Curaçao built its position as the default home for crypto gambling partly because earlier licensing frameworks asked very little about where tokens came from or who the players were. That era is closing.

The pressure is not unique to Curaçao. In February 2026, the UK Gambling Commission announced it was examining whether a regulated path could be created for cryptoasset payments for licensed operators, with anti-money laundering controls and consumer protection at the centre of that work. In addition to the above requirements for the regulation of VAs, the new policy from CGA includes the Travel Rule from the Financial Action Task Force, which obligates originator and beneficiary identification to be sent along with the VA transfer between the regulated entities.

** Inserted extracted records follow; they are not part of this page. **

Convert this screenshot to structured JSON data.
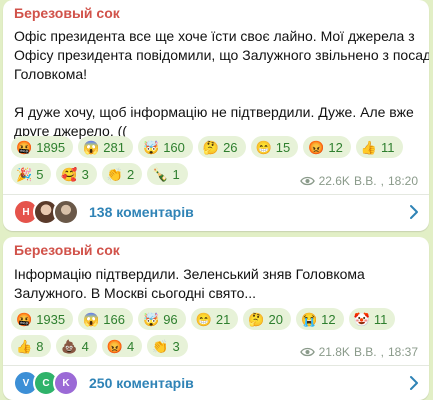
{
  "messages": [
    {
      "sender": "Березовый сок",
      "lines": [
        "Офіс президента все ще хоче їсти своє лайно. Мої джерела з",
        "Офісу президента повідомили, що Залужного звільнено з посади",
        "Головкома!",
        "",
        "Я дуже хочу, щоб інформацію не підтвердили. Дуже. Але вже",
        "друге джерело. (("
      ],
      "reactions_rows": [
        [
          {
            "emoji": "🤬",
            "count": "1895"
          },
          {
            "emoji": "😱",
            "count": "281"
          },
          {
            "emoji": "🤯",
            "count": "160"
          },
          {
            "emoji": "🤔",
            "count": "26"
          },
          {
            "emoji": "😁",
            "count": "15"
          },
          {
            "emoji": "😡",
            "count": "12"
          },
          {
            "emoji": "👍",
            "count": "11"
          }
        ],
        [
          {
            "emoji": "🎉",
            "count": "5"
          },
          {
            "emoji": "🥰",
            "count": "3"
          },
          {
            "emoji": "👏",
            "count": "2"
          },
          {
            "emoji": "🍾",
            "count": "1"
          }
        ]
      ],
      "views": "22.6K",
      "author": "В.В.",
      "time": "18:20",
      "comments_label": "138 коментарів",
      "avatars": [
        {
          "letter": "Н",
          "color": "#e5534b"
        },
        {
          "letter": "",
          "color": "#b07a5a"
        },
        {
          "letter": "",
          "color": "#7e6a5a"
        }
      ]
    },
    {
      "sender": "Березовый сок",
      "lines": [
        "Інформацію підтвердили. Зеленський зняв Головкома",
        "Залужного. В Москві сьогодні свято..."
      ],
      "reactions_rows": [
        [
          {
            "emoji": "🤬",
            "count": "1935"
          },
          {
            "emoji": "😱",
            "count": "166"
          },
          {
            "emoji": "🤯",
            "count": "96"
          },
          {
            "emoji": "😁",
            "count": "21"
          },
          {
            "emoji": "🤔",
            "count": "20"
          },
          {
            "emoji": "😭",
            "count": "12"
          },
          {
            "emoji": "🤡",
            "count": "11"
          }
        ],
        [
          {
            "emoji": "👍",
            "count": "8"
          },
          {
            "emoji": "💩",
            "count": "4"
          },
          {
            "emoji": "😡",
            "count": "4"
          },
          {
            "emoji": "👏",
            "count": "3"
          }
        ]
      ],
      "views": "21.8K",
      "author": "В.В.",
      "time": "18:37",
      "comments_label": "250 коментарів",
      "avatars": [
        {
          "letter": "V",
          "color": "#3c8fd6"
        },
        {
          "letter": "C",
          "color": "#2fb36a"
        },
        {
          "letter": "K",
          "color": "#9b6ad6"
        }
      ]
    }
  ],
  "colors": {
    "background": "#e2efc6",
    "sender": "#d1524a",
    "reaction_bg": "#e7f2d8",
    "reaction_text": "#2e7f2e",
    "link": "#2f83b6"
  },
  "icons": {
    "views": "eye-icon",
    "comments_arrow": "chevron-right-icon"
  }
}
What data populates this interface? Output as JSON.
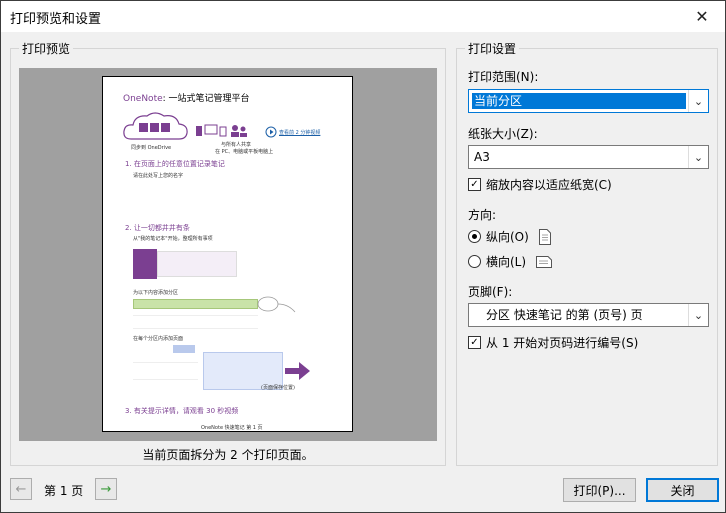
{
  "window": {
    "title": "打印预览和设置",
    "close_glyph": "✕"
  },
  "preview": {
    "group_label": "打印预览",
    "caption": "当前页面拆分为 2 个打印页面。",
    "page": {
      "title_brand": "OneNote",
      "title_rest": ": 一站式笔记管理平台",
      "sync_caption": "同步到 OneDrive",
      "share_caption_1": "与所有人共享",
      "share_caption_2": "在 PC、电脑或平板电脑上",
      "video_link": "查看前 2 分钟视频",
      "step1": "1. 在页面上的任意位置记录笔记",
      "step1_sub": "请在此处写上您的名字",
      "step2": "2. 让一切都井井有条",
      "step2_sub": "从\"我的笔记本\"开始，整理所有事项",
      "section_hint": "为以下内容添加分区",
      "page_hint": "在每个分区内添加页面",
      "organize_hint": "(页面保存位置)",
      "step3": "3. 有关提示详情，请观看 30 秒视频",
      "footer": "OneNote 快速笔记 第 1 页"
    }
  },
  "settings": {
    "group_label": "打印设置",
    "range_label": "打印范围(N):",
    "range_value": "当前分区",
    "paper_label": "纸张大小(Z):",
    "paper_value": "A3",
    "fit_label": "缩放内容以适应纸宽(C)",
    "fit_checked": true,
    "orientation_label": "方向:",
    "portrait_label": "纵向(O)",
    "landscape_label": "横向(L)",
    "footer_label": "页脚(F):",
    "footer_value": "分区 快速笔记 的第 (页号) 页",
    "numbering_label": "从 1 开始对页码进行编号(S)",
    "numbering_checked": true,
    "check_glyph": "✓",
    "dropdown_glyph": "⌄"
  },
  "nav": {
    "prev_glyph": "←",
    "next_glyph": "→",
    "page_label": "第 1 页"
  },
  "buttons": {
    "print": "打印(P)...",
    "close": "关闭"
  },
  "colors": {
    "accent": "#0078d7",
    "onenote_purple": "#7b3f91",
    "preview_bg": "#a0a0a0"
  }
}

For operators who relied on the quickness and lightness of crypto regulations, the situation has changed; now they have to deal with traceable transactions, control documentation, segregation of infrastructure, and more rigorous compliance records. The deadline is June 2027. Work begins now.

Expert Analysis

This is not a procedural update. The CGA is asking offshore operators to build the kind of compliance infrastructure that regulated fiat-currency casinos have operated for years, under a phased but non-negotiable timeline. The immediate prohibitions on mixers, sanctioned wallets, and exchange-style activity strip out the most exposed practices from day one. What comes next is harder. June 2027 will see a requirement for operators to demonstrate traceability, risk rating, and auditing of each and every transaction on their platform. This will certainly be difficult for those businesses that have relied upon crypto systems with low overhead costs; it will involve more than just posting a policy document online.